All these RUN’ventures and practices are leading up to the Oakland Running Festival.
The Tornado & I and all the other R.B.O. runners will come together that morning and run the 5k.
She is her mother’s daughter in the sense she’s not a fast runner which has resulted in our having the conversation *many* times where Ive told with her:
I don’t care if we are the last pair to cross the finish line. I don’t care if we walk a LOT. All I care about is we’re having fun!
Last week, in response to the above sentiment, she responded:
Right! Because this is the first time you’ve ever competed, or trained or done anything before.
At first I was shocked.
Hadn’t she noticed the photos of me competing hidden somewhere around the house?
Didn’t she remember when I ran
my only race ever that Disney half-marathon?
She knew I rocked the PLAYouts—but she didn’t recall my setting a lofty goal, training, and giving my all on the day of the event.
I slackline. I don’t compete!
Her comment both surprised me and sparked me to wonder if it would be a gift to *her* if I trained for something or competed one more time.
If I practiced what I LONGED to preach about setting and working toward goals in all realms of life.
I knew I wasn’t crossfit. I knew I didn’t want bodybuilding. I’d EXPERIENCED and she’d seen how running was not my gift.
I received an email and I took it as a sign.
The email was from ZOOMA a group I knew to be run by women. In all sense of the words.

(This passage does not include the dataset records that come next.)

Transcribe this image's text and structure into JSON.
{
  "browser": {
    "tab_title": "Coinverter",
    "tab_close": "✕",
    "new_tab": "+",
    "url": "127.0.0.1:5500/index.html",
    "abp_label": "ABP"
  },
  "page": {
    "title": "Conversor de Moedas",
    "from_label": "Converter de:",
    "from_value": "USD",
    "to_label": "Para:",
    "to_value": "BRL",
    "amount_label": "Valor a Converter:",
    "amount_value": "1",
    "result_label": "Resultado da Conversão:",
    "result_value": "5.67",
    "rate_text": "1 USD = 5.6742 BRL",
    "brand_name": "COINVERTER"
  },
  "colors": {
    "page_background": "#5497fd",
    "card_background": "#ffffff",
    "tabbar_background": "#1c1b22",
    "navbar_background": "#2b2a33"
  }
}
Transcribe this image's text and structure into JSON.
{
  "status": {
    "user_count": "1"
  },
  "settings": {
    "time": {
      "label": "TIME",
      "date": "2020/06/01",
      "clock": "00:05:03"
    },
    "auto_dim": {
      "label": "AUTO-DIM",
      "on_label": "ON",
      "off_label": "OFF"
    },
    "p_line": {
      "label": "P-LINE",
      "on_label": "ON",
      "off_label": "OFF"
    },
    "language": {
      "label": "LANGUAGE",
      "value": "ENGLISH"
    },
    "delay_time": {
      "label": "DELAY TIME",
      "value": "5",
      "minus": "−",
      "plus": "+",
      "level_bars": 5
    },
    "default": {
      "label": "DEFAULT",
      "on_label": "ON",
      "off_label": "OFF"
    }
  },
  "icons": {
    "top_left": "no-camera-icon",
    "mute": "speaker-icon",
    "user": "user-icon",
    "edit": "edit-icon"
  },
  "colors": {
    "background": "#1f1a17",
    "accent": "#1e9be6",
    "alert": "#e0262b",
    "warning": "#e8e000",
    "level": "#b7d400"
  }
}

An all female staff. Mainly run (in the literal) sense by women as well.
They invited me to come speak at their Napa race and, instead of responding with a resounding YES! I responded with a YES, BUT…

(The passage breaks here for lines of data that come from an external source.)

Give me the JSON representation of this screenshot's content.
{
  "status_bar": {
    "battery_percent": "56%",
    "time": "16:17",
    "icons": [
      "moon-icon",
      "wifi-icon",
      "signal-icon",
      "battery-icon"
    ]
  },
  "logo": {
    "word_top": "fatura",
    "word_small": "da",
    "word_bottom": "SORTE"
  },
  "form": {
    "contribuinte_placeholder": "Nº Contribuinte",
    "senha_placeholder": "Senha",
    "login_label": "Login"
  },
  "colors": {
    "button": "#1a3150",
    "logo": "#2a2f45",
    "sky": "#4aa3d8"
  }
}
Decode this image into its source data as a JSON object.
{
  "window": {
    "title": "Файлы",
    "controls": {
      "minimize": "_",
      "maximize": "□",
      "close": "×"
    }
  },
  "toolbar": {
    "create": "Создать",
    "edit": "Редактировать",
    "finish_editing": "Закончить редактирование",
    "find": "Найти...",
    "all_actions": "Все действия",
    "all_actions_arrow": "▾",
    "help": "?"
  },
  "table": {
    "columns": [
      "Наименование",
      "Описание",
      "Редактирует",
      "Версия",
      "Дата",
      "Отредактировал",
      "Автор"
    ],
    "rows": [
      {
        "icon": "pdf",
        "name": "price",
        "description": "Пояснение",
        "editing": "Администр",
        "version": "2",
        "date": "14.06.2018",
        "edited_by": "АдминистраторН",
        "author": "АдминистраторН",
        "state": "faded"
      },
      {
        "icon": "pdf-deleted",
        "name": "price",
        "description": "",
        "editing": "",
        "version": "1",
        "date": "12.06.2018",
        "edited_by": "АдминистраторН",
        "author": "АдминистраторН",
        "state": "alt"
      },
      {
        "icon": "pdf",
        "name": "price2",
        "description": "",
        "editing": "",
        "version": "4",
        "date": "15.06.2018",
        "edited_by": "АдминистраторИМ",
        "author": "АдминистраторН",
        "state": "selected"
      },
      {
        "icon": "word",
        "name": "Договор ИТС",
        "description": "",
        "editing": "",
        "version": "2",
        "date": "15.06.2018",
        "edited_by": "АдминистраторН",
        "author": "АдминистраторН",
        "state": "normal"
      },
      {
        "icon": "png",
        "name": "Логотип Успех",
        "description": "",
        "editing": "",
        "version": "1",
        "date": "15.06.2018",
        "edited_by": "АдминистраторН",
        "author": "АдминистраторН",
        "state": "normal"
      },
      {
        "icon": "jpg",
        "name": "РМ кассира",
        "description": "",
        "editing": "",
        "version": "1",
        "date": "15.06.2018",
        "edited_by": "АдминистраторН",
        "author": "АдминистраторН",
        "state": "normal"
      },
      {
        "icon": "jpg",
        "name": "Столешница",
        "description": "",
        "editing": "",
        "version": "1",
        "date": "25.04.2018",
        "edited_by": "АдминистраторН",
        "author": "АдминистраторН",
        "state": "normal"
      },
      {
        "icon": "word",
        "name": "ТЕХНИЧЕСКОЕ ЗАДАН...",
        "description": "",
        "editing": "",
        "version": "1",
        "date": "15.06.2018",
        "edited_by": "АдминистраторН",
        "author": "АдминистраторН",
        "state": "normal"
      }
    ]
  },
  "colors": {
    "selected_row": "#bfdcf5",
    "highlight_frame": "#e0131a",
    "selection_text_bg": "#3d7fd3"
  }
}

Yes, but may I also run the half-marathon that weekend?
Hitting send on that email was a pretty terrifying experience.
Forget the Zooma women (I knew I could always feign an injury with them and still show up to speak)—once I told the child I was training for a half-marathon I’d be completely committed.
I’d have to follow through.
Plan, train, and race.
It doesn’t matter to me how long it takes to find that finish line—-I need to cross it.
I will cross it.
Remember this photo from four years ago (yeah, I barely do either.)?
That’s what I’ll be at the ZOOMA race in June.
Guest speaking, feeling terrified and seeking my badass inner mother runner one final time.
And now I turn to you.
- What’s your best tip for a NonRunnerMother? Galloway? Hal Higdon? It’s all a jumble up in herre…
- If you could hear me speak on *any* topic under the sun—what would it be (not rhetorical! not rhetorical!)?
- California friends? Wanna wog together and
whinewine together after?
Zooma generously invited me to speak and, at my
demand request is also paying my race fee. This is all highly kind yet does nothing to mitigate my terror.